Georg Kargl Fine Arts is pleased to host Voloshyn Gallery from Ukraine, currently operating without a space in Kyiv, at Georg Kargl BOX. On view is the first solo exhibition of Maria Sulymenko (1981* Kyiv, Ukraine) in Austria. Curated by Hana Ostan Ožbolt.
There is something within Sulymenko’s watercolour paintings, that holds an audience spellbound. In the style of laconic simplicity, she depicts mysterious and puzzling environments. These are primarily interior but also exterior spaces, narrow and closed, surrounded by walls that appear palpable. In this silenced atmosphere of transparent grey air, the eye does not reach the horizon – there seems to be none.
The sceneries are barely inhabited. When nameless figures appear, they are mainly alone, sometimes two or three of them. Not characters, only beings. They do not look directly to the viewer, they gaze away. And despite the search for a connection, they do not actually belong; crossroads of human relations are rare here. It is as if time has stopped. Captured in a moment, which seems to be prolonged. The moment transforming into a state; not becoming, but rather – and just – being. Caught between the “no longer” and “not yet”, they are waiting for something to emerge, happen, maybe change.

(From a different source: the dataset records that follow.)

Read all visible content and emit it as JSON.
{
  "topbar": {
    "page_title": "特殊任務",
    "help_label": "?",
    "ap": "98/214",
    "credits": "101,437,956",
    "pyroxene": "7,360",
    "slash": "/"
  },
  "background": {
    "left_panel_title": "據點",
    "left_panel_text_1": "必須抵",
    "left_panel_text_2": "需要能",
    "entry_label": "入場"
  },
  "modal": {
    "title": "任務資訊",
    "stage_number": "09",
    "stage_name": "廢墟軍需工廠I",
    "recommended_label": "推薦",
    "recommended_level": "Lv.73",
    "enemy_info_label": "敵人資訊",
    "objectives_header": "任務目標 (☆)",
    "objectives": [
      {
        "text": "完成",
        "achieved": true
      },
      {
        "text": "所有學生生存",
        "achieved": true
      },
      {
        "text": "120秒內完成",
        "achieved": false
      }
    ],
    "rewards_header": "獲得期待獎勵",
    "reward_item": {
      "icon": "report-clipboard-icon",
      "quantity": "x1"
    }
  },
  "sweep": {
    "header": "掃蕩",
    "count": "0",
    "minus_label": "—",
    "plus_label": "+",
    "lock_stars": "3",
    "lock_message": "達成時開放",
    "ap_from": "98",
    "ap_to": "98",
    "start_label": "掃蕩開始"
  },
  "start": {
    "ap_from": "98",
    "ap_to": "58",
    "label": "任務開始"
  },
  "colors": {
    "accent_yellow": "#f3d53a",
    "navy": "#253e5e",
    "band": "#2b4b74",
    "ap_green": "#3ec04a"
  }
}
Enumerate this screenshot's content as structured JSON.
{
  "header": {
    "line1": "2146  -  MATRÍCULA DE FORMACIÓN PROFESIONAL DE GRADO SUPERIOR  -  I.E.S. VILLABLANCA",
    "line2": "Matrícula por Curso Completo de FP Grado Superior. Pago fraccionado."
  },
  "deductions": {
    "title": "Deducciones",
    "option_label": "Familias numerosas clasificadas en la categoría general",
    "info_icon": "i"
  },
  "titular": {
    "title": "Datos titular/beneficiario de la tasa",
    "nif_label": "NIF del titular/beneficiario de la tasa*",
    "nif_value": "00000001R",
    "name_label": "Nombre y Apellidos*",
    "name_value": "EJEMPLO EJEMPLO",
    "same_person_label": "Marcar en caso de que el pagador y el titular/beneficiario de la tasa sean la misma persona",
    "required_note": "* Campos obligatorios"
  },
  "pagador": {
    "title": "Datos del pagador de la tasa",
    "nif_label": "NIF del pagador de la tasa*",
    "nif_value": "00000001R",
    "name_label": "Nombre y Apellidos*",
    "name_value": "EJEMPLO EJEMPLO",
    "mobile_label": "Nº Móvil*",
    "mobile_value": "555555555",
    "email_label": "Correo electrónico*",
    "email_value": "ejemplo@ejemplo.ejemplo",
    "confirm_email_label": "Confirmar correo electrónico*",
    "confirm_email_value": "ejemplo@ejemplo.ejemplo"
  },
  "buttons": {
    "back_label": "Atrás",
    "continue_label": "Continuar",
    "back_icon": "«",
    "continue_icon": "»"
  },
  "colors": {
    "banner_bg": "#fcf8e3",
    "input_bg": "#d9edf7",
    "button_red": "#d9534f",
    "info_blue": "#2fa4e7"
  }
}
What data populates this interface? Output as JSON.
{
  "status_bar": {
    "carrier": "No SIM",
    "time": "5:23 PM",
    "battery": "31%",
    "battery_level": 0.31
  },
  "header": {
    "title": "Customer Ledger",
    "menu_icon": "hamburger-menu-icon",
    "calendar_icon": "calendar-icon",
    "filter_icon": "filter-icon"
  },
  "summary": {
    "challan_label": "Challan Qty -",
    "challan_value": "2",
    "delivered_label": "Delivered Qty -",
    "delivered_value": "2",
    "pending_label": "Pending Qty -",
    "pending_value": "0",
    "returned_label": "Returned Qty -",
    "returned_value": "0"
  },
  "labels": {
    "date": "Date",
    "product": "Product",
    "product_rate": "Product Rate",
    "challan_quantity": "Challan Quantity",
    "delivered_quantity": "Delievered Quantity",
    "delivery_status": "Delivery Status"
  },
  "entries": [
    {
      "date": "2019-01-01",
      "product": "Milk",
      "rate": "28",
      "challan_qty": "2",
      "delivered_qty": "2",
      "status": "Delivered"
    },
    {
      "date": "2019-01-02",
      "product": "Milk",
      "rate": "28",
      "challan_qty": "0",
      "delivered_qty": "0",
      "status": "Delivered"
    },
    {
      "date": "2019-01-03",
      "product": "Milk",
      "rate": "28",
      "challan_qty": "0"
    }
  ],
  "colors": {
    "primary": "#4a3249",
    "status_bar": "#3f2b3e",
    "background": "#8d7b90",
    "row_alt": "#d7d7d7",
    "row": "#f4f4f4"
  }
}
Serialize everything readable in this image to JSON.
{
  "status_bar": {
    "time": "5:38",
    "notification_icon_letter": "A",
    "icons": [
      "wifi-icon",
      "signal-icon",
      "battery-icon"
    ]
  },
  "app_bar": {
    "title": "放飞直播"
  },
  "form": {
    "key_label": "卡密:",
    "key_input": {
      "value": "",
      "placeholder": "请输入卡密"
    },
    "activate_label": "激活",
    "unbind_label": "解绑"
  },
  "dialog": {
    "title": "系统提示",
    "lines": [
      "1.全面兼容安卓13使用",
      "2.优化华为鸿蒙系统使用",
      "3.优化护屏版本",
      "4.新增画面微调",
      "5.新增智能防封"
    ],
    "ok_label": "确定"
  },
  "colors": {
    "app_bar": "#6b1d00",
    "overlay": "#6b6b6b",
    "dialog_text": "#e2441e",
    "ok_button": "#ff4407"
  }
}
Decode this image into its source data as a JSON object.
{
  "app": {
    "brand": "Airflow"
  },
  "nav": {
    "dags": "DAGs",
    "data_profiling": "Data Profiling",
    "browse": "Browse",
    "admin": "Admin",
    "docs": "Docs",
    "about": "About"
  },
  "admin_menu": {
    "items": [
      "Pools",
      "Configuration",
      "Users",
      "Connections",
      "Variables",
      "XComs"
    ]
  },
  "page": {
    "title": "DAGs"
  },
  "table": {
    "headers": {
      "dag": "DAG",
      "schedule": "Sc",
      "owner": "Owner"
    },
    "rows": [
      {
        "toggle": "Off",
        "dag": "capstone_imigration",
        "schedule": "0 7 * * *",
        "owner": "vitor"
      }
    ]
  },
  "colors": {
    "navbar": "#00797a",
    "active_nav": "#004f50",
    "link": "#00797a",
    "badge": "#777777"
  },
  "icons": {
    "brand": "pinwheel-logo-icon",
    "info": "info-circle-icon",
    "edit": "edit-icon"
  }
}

“Etwas fehlt, was das ist, weiß man nicht,” writes Brecht in Mahagonny. For Maria Sulymenko, it is not so much about a particular loss or disappearance, distinctive pain or grief, but about the fragility of life and the inevitability of darkness. She depicts loneliness but also intentionally chosen solitude; angst, and traumatic fears, as well as contemporary distresses and anxieties that lead to absurd situations and the imaginary. She quietly, almost naively, questions the difficulties of just being (and not necessarily becoming), of simply enduring in this world.